2003 Uruguayan ANCAP referendum
| 7 December 2003 |

Results
| Choice | Votes | % |
| Yes | 1,201,626 | 63.72% |
| No | 684,129 | 36.28% |
| Valid votes | 1,885,755 | 91.67% |
| Invalid or blank votes | 171,394 | 8.33% |
| Total votes | 2,057,149 | 100.00% |
| Registered voters/turnout | 2,466,680 | 83.4% |

= 2003 Uruguayan ANCAP referendum =

A referendum on repealing the law that abolished the petroleum monopoly held by ANCAP was held in Uruguay on 7 December 2003. The proposal was approved by 64% of voters.

==Background==
On 27 December 2001 the General Assembly passed law 17,448, abolishing the monopoly held by state-owned petroleum company ANCAP. The Broad Front collected 685,294 signatures against the law. A quorum of 25% of registered voters (607,301) was required to force a referendum.

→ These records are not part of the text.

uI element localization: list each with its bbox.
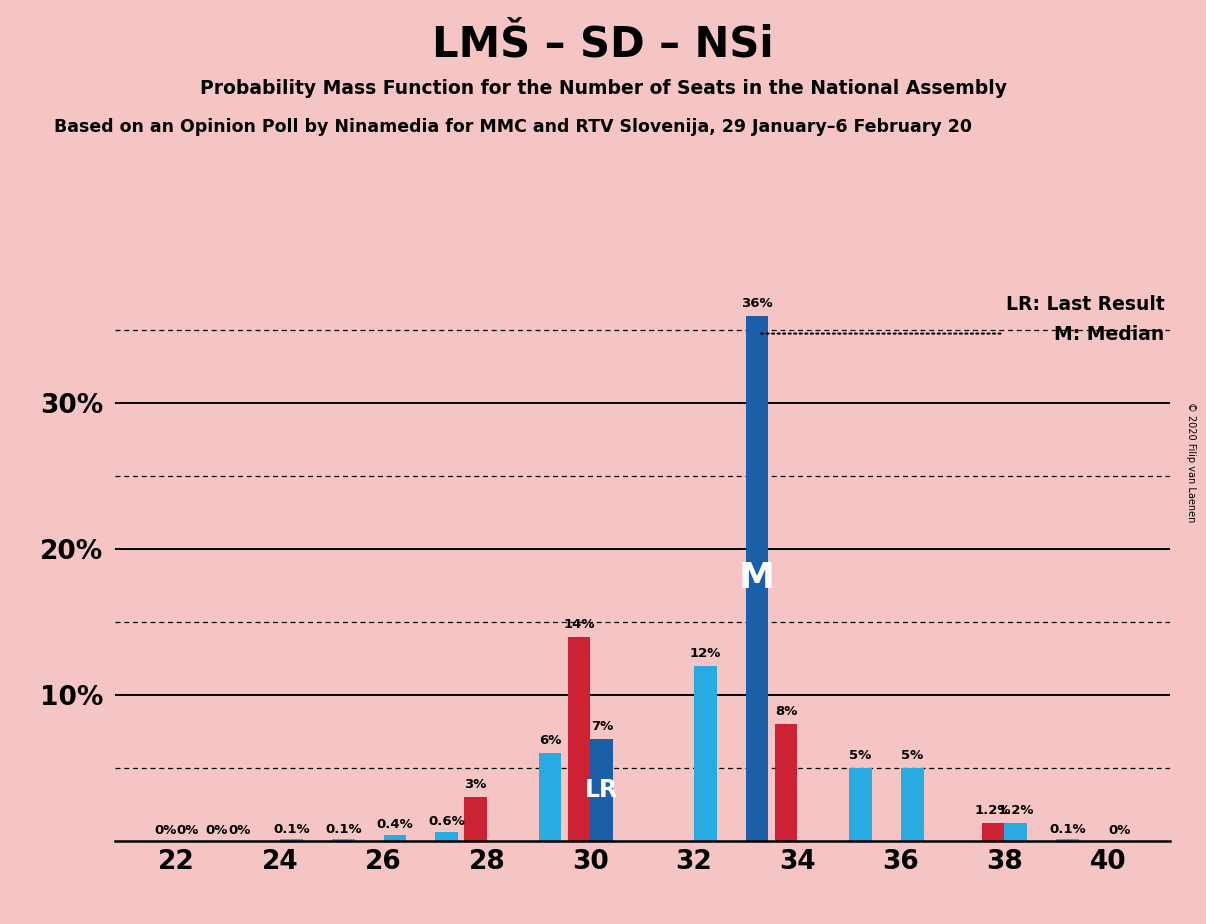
- Text: 12%: 12%: [690, 647, 721, 660]
- Text: © 2020 Filip van Laenen: © 2020 Filip van Laenen: [1187, 402, 1196, 522]
- Text: 0%: 0%: [177, 824, 199, 837]
- Text: Based on an Opinion Poll by Ninamedia for MMC and RTV Slovenija, 29 January–6 Fe: Based on an Opinion Poll by Ninamedia fo…: [54, 118, 972, 136]
- Bar: [435, 833, 458, 841]
- Bar: [901, 768, 924, 841]
- Text: 0%: 0%: [229, 824, 251, 837]
- Bar: [1056, 839, 1079, 841]
- Text: 0.1%: 0.1%: [1049, 822, 1085, 835]
- Text: 0.4%: 0.4%: [376, 819, 414, 832]
- Text: 0.1%: 0.1%: [324, 822, 362, 835]
- Bar: [982, 823, 1005, 841]
- Text: 0.6%: 0.6%: [428, 816, 466, 829]
- Bar: [280, 839, 303, 841]
- Bar: [1005, 823, 1028, 841]
- Text: 6%: 6%: [539, 735, 561, 748]
- Text: M: M: [739, 561, 775, 595]
- Text: Probability Mass Function for the Number of Seats in the National Assembly: Probability Mass Function for the Number…: [199, 79, 1007, 98]
- Bar: [568, 637, 591, 841]
- Text: LMŠ – SD – NSi: LMŠ – SD – NSi: [432, 23, 774, 65]
- Text: 14%: 14%: [563, 618, 595, 631]
- Text: M: Median: M: Median: [1054, 325, 1165, 345]
- Text: 36%: 36%: [742, 297, 773, 310]
- Bar: [774, 724, 797, 841]
- Bar: [539, 753, 562, 841]
- Text: 5%: 5%: [849, 749, 872, 762]
- Text: 1.2%: 1.2%: [997, 805, 1034, 818]
- Bar: [849, 768, 872, 841]
- Text: 7%: 7%: [591, 720, 613, 733]
- Text: LR: Last Result: LR: Last Result: [1006, 295, 1165, 314]
- Text: 8%: 8%: [774, 705, 797, 718]
- Text: 0.1%: 0.1%: [274, 822, 310, 835]
- Bar: [591, 738, 613, 841]
- Text: 5%: 5%: [901, 749, 924, 762]
- Bar: [332, 839, 355, 841]
- Text: 0%: 0%: [206, 824, 228, 837]
- Text: 3%: 3%: [464, 778, 487, 791]
- Bar: [745, 316, 768, 841]
- Bar: [693, 666, 716, 841]
- Bar: [464, 797, 487, 841]
- Text: 1.2%: 1.2%: [974, 805, 1011, 818]
- Bar: [384, 835, 406, 841]
- Text: 0%: 0%: [1108, 824, 1130, 837]
- Text: LR: LR: [585, 778, 619, 802]
- Text: 0%: 0%: [154, 824, 176, 837]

On 25 July the Electoral Court validated 662,675 of the collected signatures, and on 18 August fixed a date for the referendum.

==Results==

| Choice | Votes | % |
| For | 1,201,626 | 63.72 |
| Against | 684,129 | 36.28 |
| Unasessed votes | 38,010 | – |
| Invalid/blank votes | 133,384 | – |
| Total | 2,057,149 | 100 |
| Registered voters/turnout | 2,466,680 | 83.40 |
Source: Direct Democracy

Unassessed votes were those cast by voters away from their local polling station. These would have been counted after their right to vote had been examined, but as the result was not in doubt, the Electoral Court waived the count.